A rambling post on television

A warning: this blog entry is going to seem a little like a self-indulgent whinge.

Correction: this blog entry is going to seem a little more like a self-indulgent whinge than my usual slightly self-indulgent entries.

Anyway, last week Rosso, or Merrick and Rosso "fame", announced he was quitting his breakfast radio show in Nova in Sydney. He currently hosts the show with his comedic partner, and former Home and Away actress Kate Ritchie.

The news coverage about this was something akin to the moon landing.

This morning the lead article on both the Herald-Sun and The Age websites was about Rove McManus ending his self-titled Channel Ten show.

For me, Merrick and Rosso are just some comedians who have had some success. They had a TV show on Channel Nine called Merrick and Rosso: Unplanned (I used to call it Merrick and Rosso: Unwatched), and I liked Merrick's work on The Hollowmen (I, rather surprisingly, didn't like the show overall).

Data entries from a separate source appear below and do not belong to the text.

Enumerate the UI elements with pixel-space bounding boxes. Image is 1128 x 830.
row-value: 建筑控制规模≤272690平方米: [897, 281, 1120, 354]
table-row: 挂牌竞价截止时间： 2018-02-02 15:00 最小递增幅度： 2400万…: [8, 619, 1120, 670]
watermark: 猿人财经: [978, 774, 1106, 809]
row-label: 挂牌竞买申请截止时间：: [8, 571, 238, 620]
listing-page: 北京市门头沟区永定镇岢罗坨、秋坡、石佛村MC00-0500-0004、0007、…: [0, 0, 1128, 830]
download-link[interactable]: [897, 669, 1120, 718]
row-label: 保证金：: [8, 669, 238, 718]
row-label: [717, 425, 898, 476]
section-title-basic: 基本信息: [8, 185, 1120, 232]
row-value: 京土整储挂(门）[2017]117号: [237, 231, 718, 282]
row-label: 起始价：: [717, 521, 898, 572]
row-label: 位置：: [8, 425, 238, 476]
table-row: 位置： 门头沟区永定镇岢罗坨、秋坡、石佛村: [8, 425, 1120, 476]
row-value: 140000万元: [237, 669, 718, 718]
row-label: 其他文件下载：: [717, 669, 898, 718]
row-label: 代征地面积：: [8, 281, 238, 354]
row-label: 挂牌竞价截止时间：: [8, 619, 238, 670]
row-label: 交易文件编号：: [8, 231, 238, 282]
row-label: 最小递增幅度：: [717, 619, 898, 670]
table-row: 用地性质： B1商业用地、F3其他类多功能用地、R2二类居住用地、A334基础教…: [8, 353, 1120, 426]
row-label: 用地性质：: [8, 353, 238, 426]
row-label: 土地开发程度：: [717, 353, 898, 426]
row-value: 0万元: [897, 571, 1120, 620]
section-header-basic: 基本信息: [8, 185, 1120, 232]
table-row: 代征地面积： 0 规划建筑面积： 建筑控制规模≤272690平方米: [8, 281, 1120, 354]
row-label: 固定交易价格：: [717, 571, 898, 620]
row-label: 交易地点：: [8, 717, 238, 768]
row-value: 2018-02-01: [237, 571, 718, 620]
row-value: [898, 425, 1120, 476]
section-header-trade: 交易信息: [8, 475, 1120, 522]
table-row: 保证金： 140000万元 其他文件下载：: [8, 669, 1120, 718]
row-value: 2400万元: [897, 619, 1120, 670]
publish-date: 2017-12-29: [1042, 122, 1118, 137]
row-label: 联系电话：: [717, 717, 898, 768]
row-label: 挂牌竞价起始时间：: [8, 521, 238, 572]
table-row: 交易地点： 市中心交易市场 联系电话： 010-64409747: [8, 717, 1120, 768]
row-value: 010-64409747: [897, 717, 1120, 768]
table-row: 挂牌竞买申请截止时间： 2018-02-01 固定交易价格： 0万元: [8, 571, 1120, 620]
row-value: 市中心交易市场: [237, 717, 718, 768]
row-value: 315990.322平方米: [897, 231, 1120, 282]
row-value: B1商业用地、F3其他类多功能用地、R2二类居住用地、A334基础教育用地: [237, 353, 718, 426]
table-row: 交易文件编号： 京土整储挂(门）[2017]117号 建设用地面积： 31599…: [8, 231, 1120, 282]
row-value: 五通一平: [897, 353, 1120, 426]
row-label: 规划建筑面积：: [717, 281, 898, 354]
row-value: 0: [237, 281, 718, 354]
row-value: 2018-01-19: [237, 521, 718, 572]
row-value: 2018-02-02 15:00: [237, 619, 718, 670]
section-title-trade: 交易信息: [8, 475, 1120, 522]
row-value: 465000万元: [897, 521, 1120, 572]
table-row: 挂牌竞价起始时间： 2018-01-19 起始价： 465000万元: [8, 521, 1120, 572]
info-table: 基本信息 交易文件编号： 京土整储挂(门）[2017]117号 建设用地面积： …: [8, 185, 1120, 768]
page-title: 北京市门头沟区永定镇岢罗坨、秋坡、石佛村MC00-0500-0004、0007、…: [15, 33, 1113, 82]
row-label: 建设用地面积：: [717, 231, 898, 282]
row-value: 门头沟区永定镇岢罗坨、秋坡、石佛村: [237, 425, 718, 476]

While Rove won three Gold Logies, this is not the big deal it was in the 1980s. For God's sake, Kate Ritchie won Gold Logies in consecutive years, the second just last year! Rove's three wins just go to show the dearth of real personalities we have on Australian television, considering the award is for the most popular personality. Actors have won 10 of the last 13 Gold Logies.

Rove's flagship Channel Ten show was never "Can't Miss" TV the way IMT or the Don Lane Show was, anyway. You could argue that the last Australian "Can't Miss" TV show that wasn't acted or news-related was The Comedy Company.

Australian television has been veering towards low-cost entertainment that use unknowns as the stars for sometime. It's just embarrassing that if in 2002, instead of giving it to Georgie Parker, they had given the Gold Logie to the person who probably was the most popular personality on TV in the preceding 12 months: Sara-Marie Fedele from Big Brother.

Next week, Australian Idol will conclude, and Channel Ten has promised at least another year. It will probably be it's last.

I know shows like Today and Sunrise have to fill their 3 hours somehow, but a little bit of proportion please. The end of Merrick and Watts on radio is not Dean Martin and Jerry Lewis breaking up, and Rove leaving his tired show isn't exactly big news.

Maybe I'm just too concerned about television for someone who is getting married in 20 days. My fiance would agree with me. For once.